THE INDIAN PREMIER League, long regarded as “recession-proof”, is encountering headwinds. For the first time in its history, the IPL’s valuation has fallen for two years running, dropping to Rs 76,100 crore ($8.8 billion) in 2025 from Rs 82,700 crore ($9.9bn) in 2024 and Rs 92,500 crore ($11.2bn) in 2023.

According to D&P Advisory’s 2025 IPL–WPL Valuation Report, titled “Beyond 22 Yards: The Power of Platforms, The Price of Regulation”, this decline of cumulative erosion of Rs 16,400 crore signals a deeper structural shift within India’s cricket economy. A mix of media consolidation and the government’s ban on real-money gaming (RMG) sponsorships has curbed the league’s previously unstoppable growth trajectory.

The report highlights two key forces behind the contraction.
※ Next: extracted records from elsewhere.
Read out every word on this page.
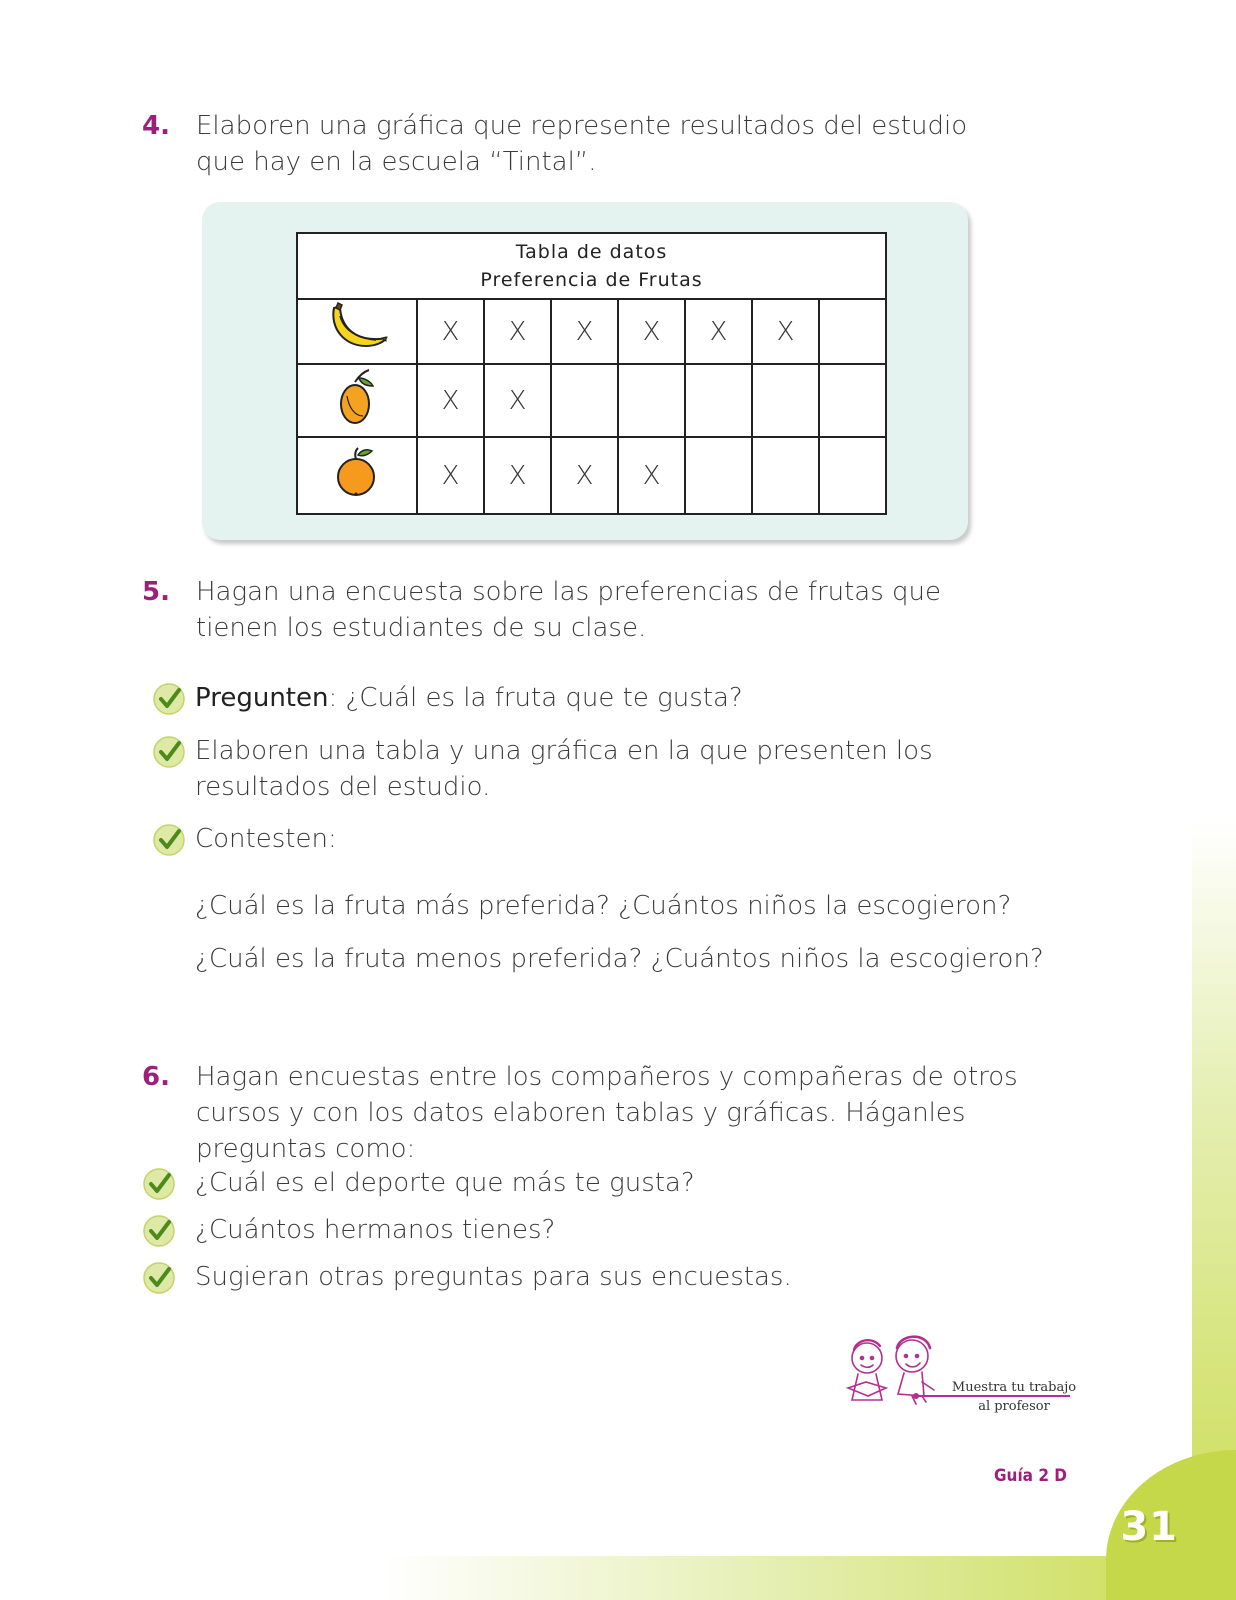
31
Guía 2 D
4. Elaboren una gráfica que represente resultados del estudio que hay en la escuela “Tintal”.
Tabla de datos
Preferencia de Frutas							

	X	X	X	X	X	X	
	X	X					
	X	X	X	X			
5. Hagan una encuesta sobre las preferencias de frutas que tienen los estudiantes de su clase.
Pregunten: ¿Cuál es la fruta que te gusta?
Elaboren una tabla y una gráfica en la que presenten los resultados del estudio.
Contesten:
¿Cuál es la fruta más preferida? ¿Cuántos niños la escogieron?
¿Cuál es la fruta menos preferida? ¿Cuántos niños la escogieron?
6. Hagan encuestas entre los compañeros y compañeras de otros cursos y con los datos elaboren tablas y gráficas. Háganles preguntas como:
¿Cuál es el deporte que más te gusta?
¿Cuántos hermanos tienes?
Sugieran otras preguntas para sus encuestas.
Muestra tu trabajo
al profesor
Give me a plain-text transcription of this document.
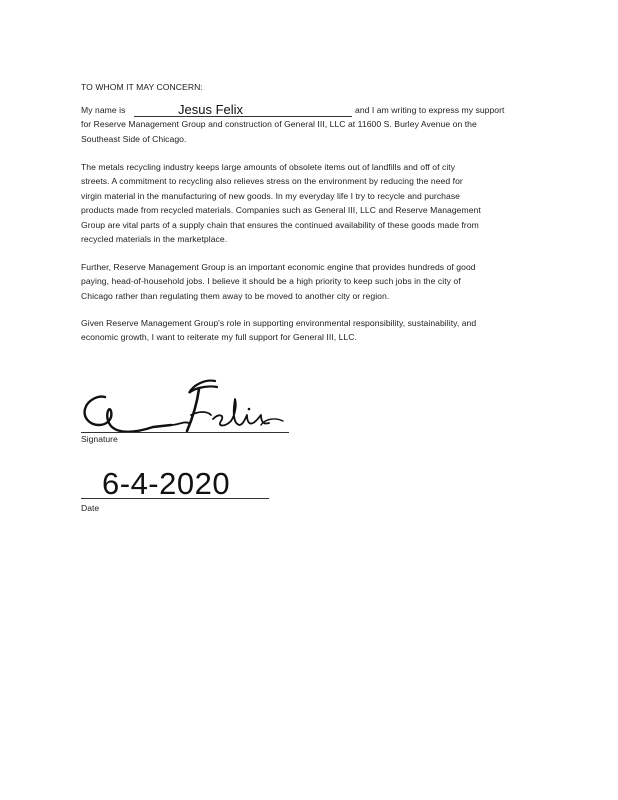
TO WHOM IT MAY CONCERN:
My name is	and I am writing to express my support
for Reserve Management Group and construction of General III, LLC at 11600 S. Burley Avenue on the
Southeast Side of Chicago.
Jesus Felix
The metals recycling industry keeps large amounts of obsolete items out of landfills and off of city
streets. A commitment to recycling also relieves stress on the environment by reducing the need for
virgin material in the manufacturing of new goods. In my everyday life I try to recycle and purchase
products made from recycled materials. Companies such as General III, LLC and Reserve Management
Group are vital parts of a supply chain that ensures the continued availability of these goods made from
recycled materials in the marketplace.
Further, Reserve Management Group is an important economic engine that provides hundreds of good
paying, head-of-household jobs. I believe it should be a high priority to keep such jobs in the city of
Chicago rather than regulating them away to be moved to another city or region.
Given Reserve Management Group's role in supporting environmental responsibility, sustainability, and
economic growth, I want to reiterate my full support for General III, LLC.
Signature
6-4-2020
Date
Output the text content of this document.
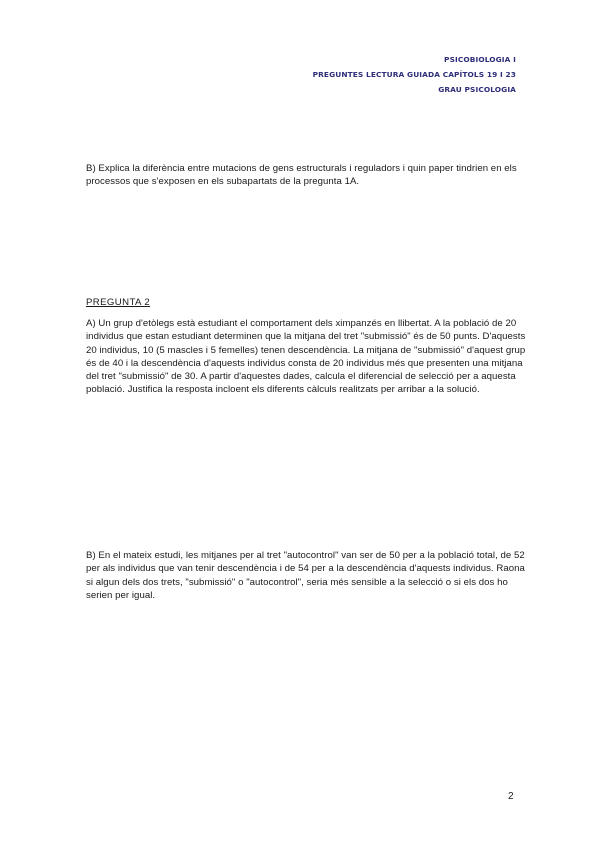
PSICOBIOLOGIA I
PREGUNTES LECTURA GUIADA CAPÍTOLS 19 I 23
GRAU PSICOLOGIA

B) Explica la diferència entre mutacions de gens estructurals i reguladors i quin paper tindrien en els processos que s'exposen en els subapartats de la pregunta 1A.

PREGUNTA 2

A) Un grup d'etòlegs està estudiant el comportament dels ximpanzés en llibertat. A la població de 20 individus que estan estudiant determinen que la mitjana del tret "submissió" és de 50 punts. D'aquests 20 individus, 10 (5 mascles i 5 femelles) tenen descendència. La mitjana de "submissió" d'aquest grup és de 40 i la descendència d'aquests individus consta de 20 individus més que presenten una mitjana del tret "submissió" de 30. A partir d'aquestes dades, calcula el diferencial de selecció per a aquesta població. Justifica la resposta incloent els diferents càlculs realitzats per arribar a la solució.

B) En el mateix estudi, les mitjanes per al tret "autocontrol" van ser de 50 per a la població total, de 52 per als individus que van tenir descendència i de 54 per a la descendència d'aquests individus. Raona si algun dels dos trets, "submissió" o "autocontrol", seria més sensible a la selecció o si els dos ho serien per igual.

2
First, the merger of Disney Star and Viacom18 into JioStar unified television and digital rights under one network, ending the fierce bidding wars that had historically inflated media-rights valuations. Second, the government’s prohibition of RMG advertising and sponsorships has removed an estimated Rs 1,500–2,000 crore in annual spending from the IPL ecosystem alone.

Industry-wide, the total advertising loss across Indian sports and media is pegged at nearly Rs 7,000 crore, with cricket taking the largest hit.
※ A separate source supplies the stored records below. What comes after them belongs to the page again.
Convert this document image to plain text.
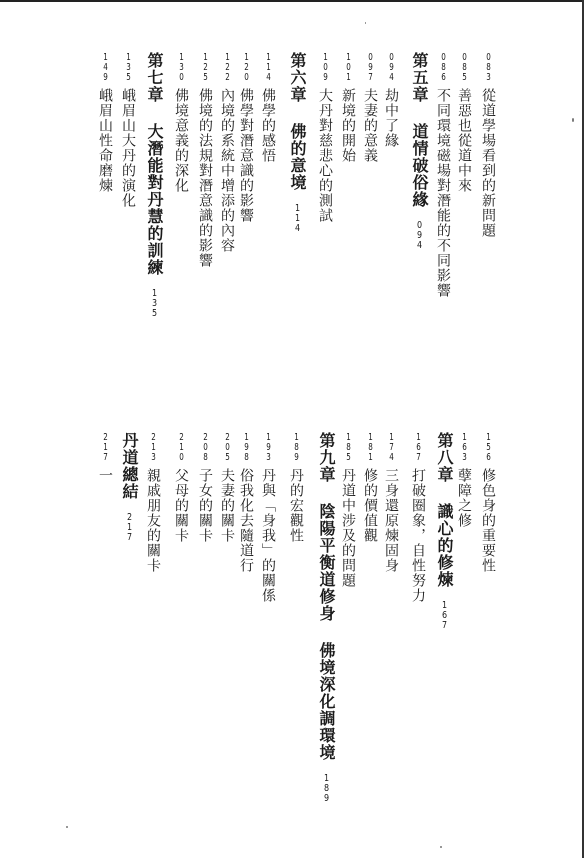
083從道學場看到的新問題
085善惡也從道中來
086不同環境磁場對潛能的不同影響
第五章 道情破俗緣094
094劫中了緣
097夫妻的意義
101新境的開始
109大丹對慈悲心的測試
第六章 佛的意境114
114佛學的感悟
120佛學對潛意識的影響
122內境的系統中增添的內容
125佛境的法規對潛意識的影響
130佛境意義的深化
第七章 大潛能對丹慧的訓練135
135峨眉山大丹的演化
149峨眉山性命磨煉
156修色身的重要性
163孽障之修
第八章 識心的修煉167
167打破圈象，自性努力
174三身還原煉固身
181修的價值觀
185丹道中涉及的問題
第九章 陰陽平衡道修身 佛境深化調環境189
189丹的宏觀性
193丹與「身我」的關係
198俗我化去隨道行
205夫妻的關卡
208子女的關卡
210父母的關卡
213親戚朋友的關卡
丹道總結217
217一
D&P Advisory managing partner Santosh N says that “in 2023, when we pegged the IPL’s valuation at $11.2 billion, we had projected a 40-50% appreciation in media rights by 2027. That assumption was based on the presence of two formidable bidders and the possible entry of global tech companies into sports streaming. The subsequent ban on real-money gaming (RMG) further constrained the monetisation outlook.”

While the IPL adjusts to this correction, the Women’s Premier League (WPL) has remained comparatively stable. Its 2025 valuation stands at Rs 1,275 crore ($148 million) slightly lower than Rs 1,350 crore ($160m) in 2024, a phase D&P terms as “consolidation, not contraction.” Television viewership rose by 150 per cent year-on-year, with digital engagement up 70 per cent during the opening match.

However, Santosh cautioned that the WPL remains more exposed to market and regulatory shifts, “The WPL is still in a formative stage of its commercial evolution. That makes it more susceptible to macro and regulatory shocks compared to the IPL, which has already achieved a degree of maturity and pricing resilience.”

The report concludes that Indian cricket is entering a new commercial era, where growth will rely less on inflated media-rights battles and more on sustainable monetisation models. Future expansion, it adds, will depend on digital engagement, stable sponsorship categories, and a diversified revenue structure resilient to regulatory changes.